Mija następny tydzień, a Klaudia, Weronika i Patrycja też mu nie dały dupy na pierwszej randce. Co gorsza, tym razem zaczęły go ignorować, a Patrycja nawet wprost bez pierdolenia się w tańcu kazała mu wypierdalać.

U Jasia poziom frustracji sięga zenitu. Ma dość kobiet, ma dość podrywania, one wszystkie są takie same, lecą tylko na badbojów którzy je wyruchają i zostawią, pewnie z dzieckiem i HIVem.

W następnym tygodniu Ewelina i Ola wstały od stolika gdy podszedł.
Jakieś dwie inne - zdaje się Julia i Krystyna - Jasiu nie zdążył ich poznać - z odległości 10 metrów już patrzyły na niego krzywo.

Jasiu wraca do domu i wypisuje do MiSiAcZeK1997_60 na Instagramie.
Brak odpowiedzi popycha go do jeszcze większej frustracji i desperacji.
Znajduje Pati-69, która ma w profilu na IG link do OnlyFans. Wypisuje do niej o fotki stóp, zostaje zablokowany. Idzie się żalić jakie kobiety są złe, poziom frustracji równa się tylko do poziomu spermy jaka mu uderza na mózg.

Kurtyna.

By nie podzielić losu Jasia i nie zostać Przeciętnym Sfrustrowanym Gnojkiem wystarczą trzy rzeczy:

1. Nie bądź przeciętny.

Nie będąc przeciętnym nie możesz zostać PSG, co nie? No prosta logika ziom.
Tu pojawia się haczyk - na swój sposób każdy jest przeciętny - każdy czym się wyróżnia, (prawie) każdy jest w czymś super - a jak wszyscy są super, to nikt nie jest, nie jest tak, Czar... kolego? Ano nie jest.

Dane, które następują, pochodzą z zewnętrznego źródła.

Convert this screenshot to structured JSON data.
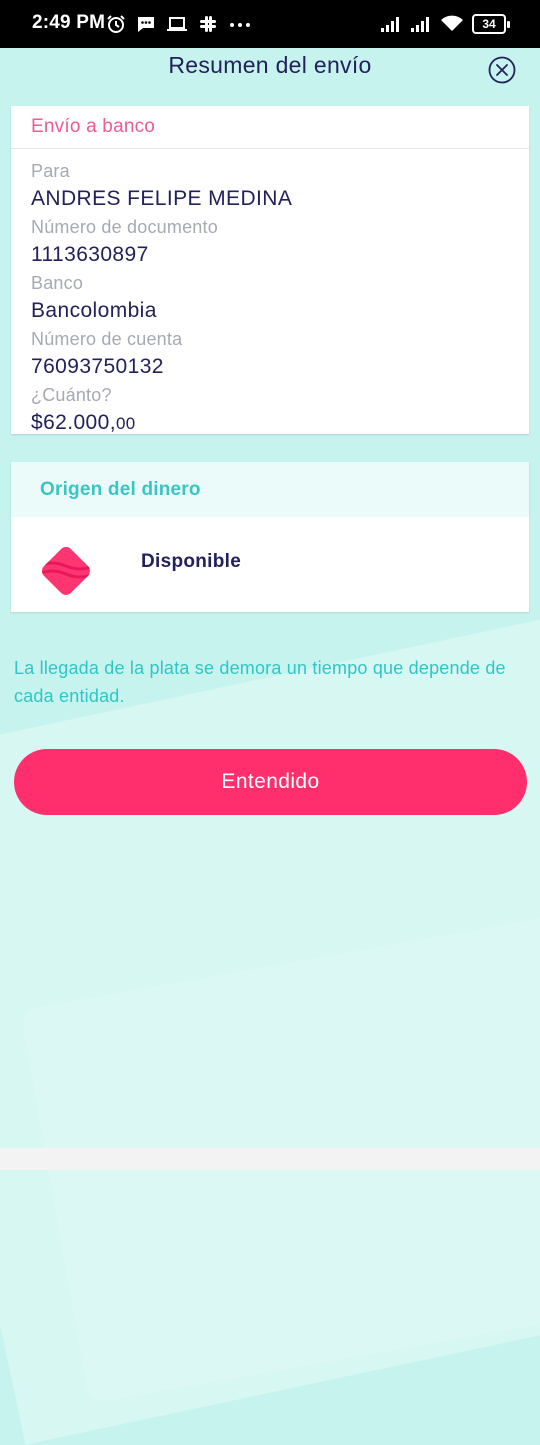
{
  "status_bar": {
    "time": "2:49 PM",
    "battery": "34",
    "left_icons": [
      "alarm-icon",
      "message-icon",
      "laptop-icon",
      "slack-icon",
      "more-dots-icon"
    ],
    "right_icons": [
      "signal-icon",
      "signal-icon",
      "wifi-icon",
      "battery-icon"
    ]
  },
  "header": {
    "title": "Resumen del envío",
    "close_icon": "close-circle-icon"
  },
  "transfer": {
    "section_title": "Envío a banco",
    "fields": [
      {
        "label": "Para",
        "value": "ANDRES FELIPE MEDINA"
      },
      {
        "label": "Número de documento",
        "value": "1113630897"
      },
      {
        "label": "Banco",
        "value": "Bancolombia"
      },
      {
        "label": "Número de cuenta",
        "value": "76093750132"
      }
    ],
    "amount_label": "¿Cuánto?",
    "amount_main": "$62.000,",
    "amount_cents": "00"
  },
  "origin": {
    "section_title": "Origen del dinero",
    "source_label": "Disponible",
    "source_icon": "wallet-diamond-icon"
  },
  "info_text": "La llegada de la plata se demora un tiempo que depende de cada entidad.",
  "cta": {
    "label": "Entendido"
  },
  "colors": {
    "background": "#c6f3ee",
    "accent_pink": "#ff2f6e",
    "section_pink": "#ef5b93",
    "teal": "#3ac5c2",
    "navy_text": "#23215a",
    "muted_label": "#a7a9b3"
  }
}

Możesz ze swoich zalet czerpać więcej lub mniej korzyści. Możesz je bardziej lub mniej eksponować, kapitalizować. Możesz się bardziej lub mniej rozwijać. Możesz swoje życie uczynić bardziej lub mniej ciekawym.
Granice są zatarte i niejednoznaczne - w końcu wszyscy tak na prawdę żyjemy zwykłym życiem nie licząc tej śmietanki, co lata na Malediwy i wozi się A klasą. Większość ludzi do takich bananów się nie zalicza, a jednak wchodzi w szczęśliwe związki, czy też romansuje sobie z kobietami.
Te kobiety wcale nie muszą żyć lepszym życiem niż ty.

Wciągaj je do swojego świata, ale najpierw miej je gdzie wciągnąć, a potem miej czym je przy sobie zatrzymać.

2. Nie bądź sfrustrowany.

Kolejna rada z kategorii Captain Obvious, ale zdarza się często o niej zapominać.

To czy zamoczyłeś, czy nie nie świadczy o twojej atrakcyjności. Warunki zewnętrzne nie powinny mieć wpływu na twoje samopoczucie.
Nie powinno się polegać na zewnętrznej gratyfikacji, by mieć przynajmniej w porządku humor.
Za to gdy już taka nastąpi, to można mieć humor zajebisty, gdy ma się okazję, to należy świętować. Ale z całą pewnością nie gnoić samego siebie czy wkurwiać się na to, że nie dostaliśmy czegoś na co mieliśmy ochotę - szczególnie gdy idziemy do klubu i nie bardzo jest do kogo zagadać, Zosia nas olała albo Gaba dała nam fejkowy numer.
Za godzinę sytuacja może się zmienić, a jak będziesz wyglądał na nadąsanego, wkurwionego psychopatę, to będziesz spalony na starcie.

3. Nie bądź gnojem.

Na tym etapie powinno być jasne do czego zmierzam.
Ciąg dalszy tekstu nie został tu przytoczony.